I wrote this piece about online dating when I was single and neck deep in the process. On re-reading I realise what a depressing experience it was for me. Others who love it may disagree (either way please feel free to share!). This is the first of a few experiences I wanted to share.

Image

I’ve opted for a café, midday on Sunday. It’s small and dark, the scent of coffee heavy in the air. This is the last one, no more after this. If he turns out to be a freak then I’m out of here. No pleasantries, no delay. It will mean my faith is finally spent, leaving me on the edge, the precipice of eternal singledom.

I’ve concluded that it’s a scam, a monthly subscription prised from your bank account. You are drawn in by an overzealous blurb; a website claiming to have hundreds of great people just waiting, ready and eager to make a connection. It’s heralded as the only way to meet someone now. We are living in barren realms, an island divided between the paired and undesirable. It’s like the counties Ireland cannot have. Attached but denied, a middle finger stuck up from across the border.

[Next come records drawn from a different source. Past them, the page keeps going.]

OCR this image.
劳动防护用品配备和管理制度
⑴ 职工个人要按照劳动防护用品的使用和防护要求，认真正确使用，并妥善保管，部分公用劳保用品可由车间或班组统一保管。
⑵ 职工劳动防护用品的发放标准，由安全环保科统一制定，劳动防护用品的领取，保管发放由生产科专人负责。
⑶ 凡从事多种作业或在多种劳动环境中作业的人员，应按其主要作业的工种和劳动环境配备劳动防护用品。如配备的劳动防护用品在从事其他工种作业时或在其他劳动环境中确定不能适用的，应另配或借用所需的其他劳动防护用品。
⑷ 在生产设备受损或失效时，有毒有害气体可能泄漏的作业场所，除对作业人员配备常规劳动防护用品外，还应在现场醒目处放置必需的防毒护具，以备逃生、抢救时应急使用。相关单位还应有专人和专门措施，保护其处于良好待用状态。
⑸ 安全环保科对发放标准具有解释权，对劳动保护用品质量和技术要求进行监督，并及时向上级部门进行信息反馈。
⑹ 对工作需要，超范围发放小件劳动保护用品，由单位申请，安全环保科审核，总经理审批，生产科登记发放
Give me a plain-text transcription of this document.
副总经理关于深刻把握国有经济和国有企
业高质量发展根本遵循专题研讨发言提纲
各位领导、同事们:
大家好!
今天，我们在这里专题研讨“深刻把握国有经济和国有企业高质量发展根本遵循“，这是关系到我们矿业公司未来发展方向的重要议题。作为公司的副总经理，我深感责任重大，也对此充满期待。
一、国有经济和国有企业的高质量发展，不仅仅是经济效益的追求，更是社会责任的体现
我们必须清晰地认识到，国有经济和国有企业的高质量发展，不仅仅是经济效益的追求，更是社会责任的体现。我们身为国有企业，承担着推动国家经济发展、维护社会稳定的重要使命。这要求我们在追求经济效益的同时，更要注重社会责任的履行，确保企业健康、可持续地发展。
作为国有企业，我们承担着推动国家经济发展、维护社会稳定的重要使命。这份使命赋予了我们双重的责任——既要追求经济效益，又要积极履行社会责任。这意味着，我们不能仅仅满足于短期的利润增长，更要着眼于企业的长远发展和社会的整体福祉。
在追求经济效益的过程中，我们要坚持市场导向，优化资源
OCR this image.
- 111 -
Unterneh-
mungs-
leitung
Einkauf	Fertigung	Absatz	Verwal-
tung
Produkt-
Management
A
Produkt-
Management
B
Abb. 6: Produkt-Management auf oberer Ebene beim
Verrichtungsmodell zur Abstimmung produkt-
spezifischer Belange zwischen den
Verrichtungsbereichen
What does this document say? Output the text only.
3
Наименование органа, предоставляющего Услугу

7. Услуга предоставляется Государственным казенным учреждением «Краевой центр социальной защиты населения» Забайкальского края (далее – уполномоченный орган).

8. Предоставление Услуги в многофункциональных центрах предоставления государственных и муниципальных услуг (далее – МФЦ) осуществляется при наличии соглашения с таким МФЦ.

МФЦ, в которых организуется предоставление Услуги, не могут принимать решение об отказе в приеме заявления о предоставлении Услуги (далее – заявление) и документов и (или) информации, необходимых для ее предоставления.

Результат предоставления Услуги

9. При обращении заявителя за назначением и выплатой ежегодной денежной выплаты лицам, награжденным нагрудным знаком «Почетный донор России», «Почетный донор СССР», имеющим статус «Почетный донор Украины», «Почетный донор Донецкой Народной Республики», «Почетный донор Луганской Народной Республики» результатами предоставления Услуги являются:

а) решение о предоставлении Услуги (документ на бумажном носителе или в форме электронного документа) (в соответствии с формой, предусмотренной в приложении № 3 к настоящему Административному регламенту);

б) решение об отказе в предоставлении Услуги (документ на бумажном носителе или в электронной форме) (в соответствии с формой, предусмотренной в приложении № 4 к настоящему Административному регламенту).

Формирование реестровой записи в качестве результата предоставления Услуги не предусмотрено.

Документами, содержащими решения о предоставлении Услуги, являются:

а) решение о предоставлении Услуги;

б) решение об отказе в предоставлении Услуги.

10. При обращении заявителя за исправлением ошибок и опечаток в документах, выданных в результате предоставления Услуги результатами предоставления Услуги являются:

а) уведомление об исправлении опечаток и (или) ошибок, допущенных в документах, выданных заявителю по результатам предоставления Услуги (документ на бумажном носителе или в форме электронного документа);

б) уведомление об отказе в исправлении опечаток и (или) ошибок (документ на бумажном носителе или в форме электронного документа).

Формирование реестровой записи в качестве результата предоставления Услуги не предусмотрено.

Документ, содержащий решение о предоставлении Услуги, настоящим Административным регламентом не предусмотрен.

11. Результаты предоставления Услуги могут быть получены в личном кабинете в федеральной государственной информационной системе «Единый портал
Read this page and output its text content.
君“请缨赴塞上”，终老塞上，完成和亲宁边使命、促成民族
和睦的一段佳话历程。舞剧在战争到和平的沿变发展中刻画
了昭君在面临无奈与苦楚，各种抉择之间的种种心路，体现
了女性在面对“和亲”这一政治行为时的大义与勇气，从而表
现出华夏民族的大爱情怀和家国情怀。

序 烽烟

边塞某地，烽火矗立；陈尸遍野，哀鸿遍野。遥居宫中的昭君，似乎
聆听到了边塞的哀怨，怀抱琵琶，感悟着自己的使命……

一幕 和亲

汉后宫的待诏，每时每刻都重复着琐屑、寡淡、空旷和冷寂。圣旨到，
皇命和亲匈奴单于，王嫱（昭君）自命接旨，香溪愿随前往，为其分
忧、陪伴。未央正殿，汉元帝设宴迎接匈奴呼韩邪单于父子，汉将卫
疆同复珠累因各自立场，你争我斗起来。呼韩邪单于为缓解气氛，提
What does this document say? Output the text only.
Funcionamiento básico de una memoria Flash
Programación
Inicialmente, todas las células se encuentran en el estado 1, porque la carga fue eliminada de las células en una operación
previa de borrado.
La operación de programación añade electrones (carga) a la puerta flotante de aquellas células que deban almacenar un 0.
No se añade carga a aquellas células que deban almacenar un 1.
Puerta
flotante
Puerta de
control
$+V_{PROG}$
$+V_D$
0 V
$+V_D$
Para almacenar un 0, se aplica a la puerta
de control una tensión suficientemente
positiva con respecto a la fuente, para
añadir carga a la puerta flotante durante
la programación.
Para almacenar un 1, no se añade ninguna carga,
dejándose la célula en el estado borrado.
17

This scam is of course compounded by the stories. The tales of success from people you know to those that everyone else has heard of; the Chinese whispers of successful pairings. With dedication and hard work they found the love of their life in the maze of profiles. What follows is sun drenched holidays, co-habitation, the exchange of rings and birthing plans.

Now I can’t say there aren’t men, toting blurry photos and bland descriptions. But the real men, the fleshy ones that get past the shade of spell check are such a disappointment. A collection of thieves, frauds and opportunists that for the sake of all woman are better off staying behind that keyboard, chained to the very desk they type from.

At least that’s my story; the ones I’ve had the misfortune to pick.